The hunting season was usually at an end before the New Year, as the bears holed up when the weather became very cold, and remained hidden until the sap started in the woods. Although they have no food or water, they are just as fat as ever in the spring, but as their cubs are born about the time the old ones appear, the mother bears are not hunted then for the sake of meat or fur. The year in which these adventures took place was warm during December, and as the story of Davy’s hunting near the Obion has been read in a thousand school-rooms in the West, it will be given in as nearly his own words as possible. At this time he was everywhere known as Colonel Davy Crockett, and in the middle of the last century, when each scholar used to bring any book he could get to read from in school, the “History of Colonel Crockett” rivalled in the small boy’s favor the “Life of General Francis Marion.” The part most beloved of the young American was the following, which starts in at the time he left the hungry dogs to gnaw the bones of the bears killed the day before:
“I hadn’t gone far when my dogs took a first-rate start after a very large fat old he-bear, which run right plump towards my camp. I pursued on, but the other hunters had heard the dogs coming, and met them and killed the bear before I got up to them. I gave him to them, and cut out for Big Clover Creek, which wasn’t very far off. Just as I got there and was entering a high cane-brake, my dogs all broke and went ahead, and in a little time they raised a fuss in the cane, and seemed to be going every-which-way. I listened a while, and found my dogs was in two companies, and that both was in a snorting fight. I sent my little son to one, and I broke for the other. [The son was nearly eighteen years old.] I got to mine first, and found my dogs had a two-year-old bear down a-wooling away on him, so I just took my butcher, and went up and slapped it into him, and killed him without shooting. There was five of the dogs in my company.
“In a short time I heard my little son fire at his bear. When I went to him, he had killed it, too. He had two dogs in his team. Just at this moment we heard my other dog barking a short distance off, and all the rest at once broke to him.

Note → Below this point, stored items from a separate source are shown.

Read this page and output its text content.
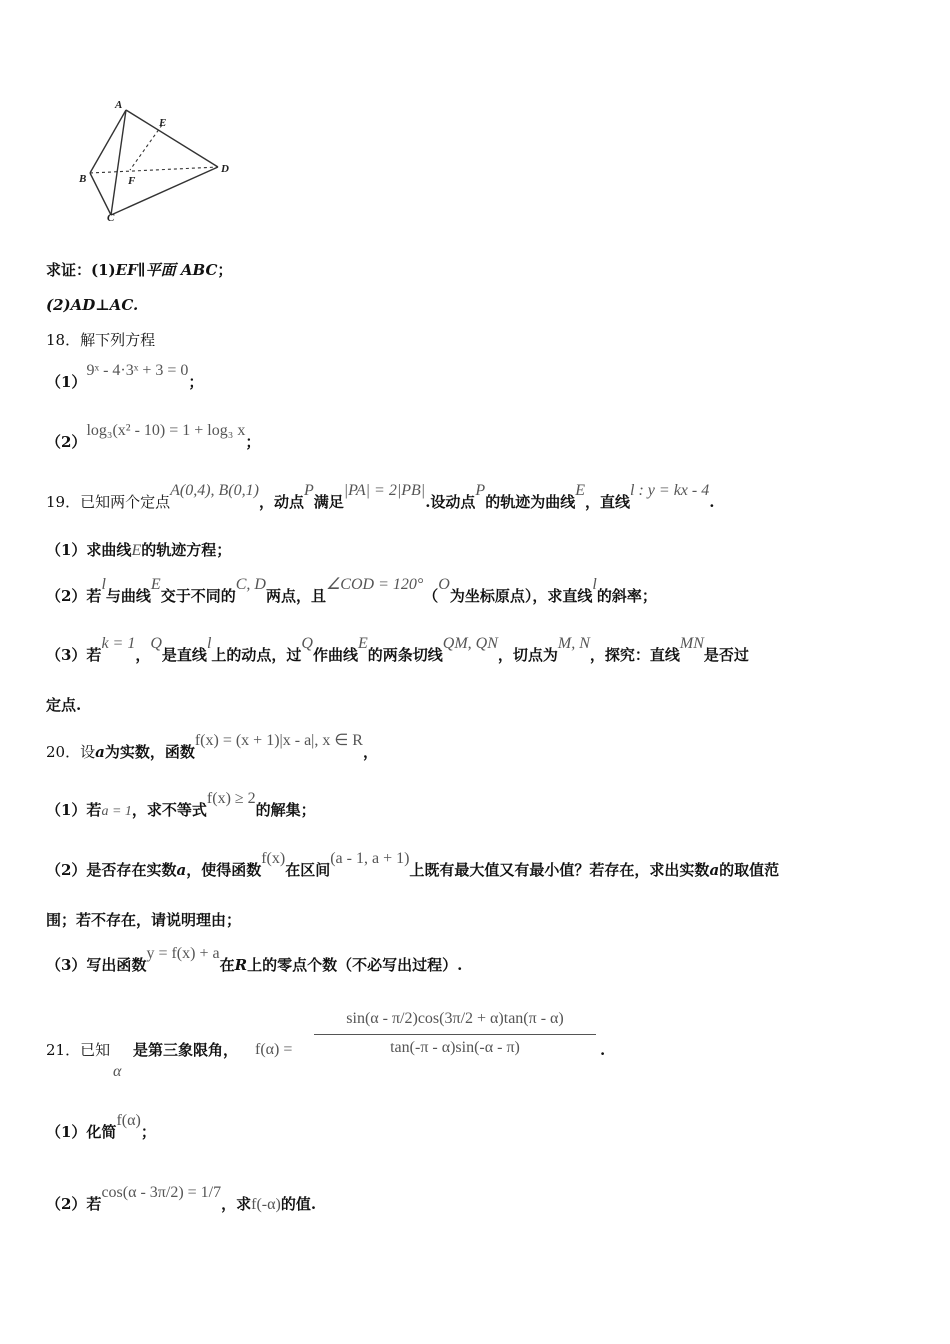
A
E
B	F
D
C
求证：(1)EF∥平面 ABC；
(2)AD⊥AC.
18．解下列方程
（1）9ˣ - 4·3ˣ + 3 = 0；
（2）log₃(x² - 10) = 1 + log₃ x；
19．已知两个定点A(0,4), B(0,1)，动点P满足|PA| = 2|PB|.设动点P的轨迹为曲线E，直线l : y = kx - 4.
（1）求曲线E的轨迹方程；
（2）若l与曲线E交于不同的C, D两点，且∠COD = 120°（O为坐标原点），求直线l的斜率；
（3）若k = 1，Q是直线l上的动点，过Q作曲线E的两条切线QM, QN，切点为M, N，探究：直线MN是否过
定点.
20．设a为实数，函数f(x) = (x + 1)|x - a|, x ∈ R，
（1）若a = 1，求不等式f(x) ≥ 2的解集；
（2）是否存在实数a，使得函数f(x)在区间(a - 1, a + 1)上既有最大值又有最小值？若存在，求出实数a的取值范
围；若不存在，请说明理由；
（3）写出函数y = f(x) + a在R上的零点个数（不必写出过程）.
21．已知
α
是第三象限角， $f(\alpha) = \frac{\sin(\alpha - \pi/2)\cos(3\pi/2 + \alpha)\tan(\pi - \alpha)}{\tan(-\pi - \alpha)\sin(-\alpha - \pi)}$ .
（1）化简f(α)；
（2）若cos(α - 3π/2) = 1/7，求f(-α)的值.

We pushed on, too, and when we got there we found that he had a still larger bear than either of them we had killed, treed by himself. We killed that one also, which made three we had killed in less than half an hour.”
He then goes on to say that the meat was taken care of as on the day before, and that afterwards he came to where a poor fellow who was the very picture of hard times was grubbing in the ground.
“I asked him what he was doing away in the woods by himself. He said he was grubbing [clearing the ground] for a man who intended to settle there, and that he was doing it because he had no meat for his family, and could earn a little.
“I was mighty sorry for the poor fellow, for it was not only a hard but a very slow way to get meat for a hungry family, so I told him if he would go with me, I would get him more meat than he could earn by grubbing in a month. I intended to supply him with meat, and also to get him to assist my little boy in salting and packing up my bears. He had never seen a bear killed in his life. I told him I had six killed then, and that my dogs had just gone after another.
“He went off to his little cabin, which was a short distance in the brush, and his wife was very anxious he should go with me. So we started and went to the place where I had killed my three bears, and made a camp. Night now came on, but no word from my dogs yet. I afterwards found that they had treed the bear they had gone after, about five miles off, near a man’s house, and had barked at it the whole enduring night. Poor fellows! Many a time they looked for me, and wondered why I didn’t come, for they know’d there was no mistake in me, and I know’d they were as good as ever fluttered in the breeze. As soon as it was light enough to see, the man took his gun and went to them, and shot the bear and killed it. My dogs, however, wouldn’t have anything to do with this stranger; so they left him, and came back early in the morning to me.
“We got our breakfast and cut out again, and we killed four large and very fat bears that day. We hunted out the week, and in that time we killed seventeen, all of them first rate. When we closed our hunt, I gave the man over a thousand weight of fine, fat bear-meat, which pleased him mightily, and made him feel rich. I saw him the next fall, and he told me he had plenty of meat to do him the whole year from his week’s hunt. My son and me now went home. This was the week between Christmas and New Year that we made this hunt.
“When we got home, one of my neighbors was out of meat, and wanted me to go back, and let him go with me, to take another hunt. I couldn’t refuse, but told him I was afraid the bears had taken to house by that time, for after they get very fat, in the fall and early part of the winter, they go into their holes, in large hollow trees or into hollow logs, or their cane house, or the harricanes, and lie there till spring, like frozen snakes. And one thing about this will seem mighty strange to many people. From about the first of January till about the last of April, these varments lie in their holes altogether.
“In all that time they have no food to eat; and when they come out they are not an ounce lighter than when they went to house. I don’t know the cause of this, and still I know it is a fact; and I leave it to others who have more learning than I have, to account for it.” (The bears might be suspected of having learned and practised the secrets of the Norwegian stove, or the modern fireless cooker, whereby a little heat is made to last for many hours.) “They have not a particle of food with them, but they just lie and suck the bottoms of their paws all the time. I have killed many of them in their trees, which enables me to speak positively upon the subject.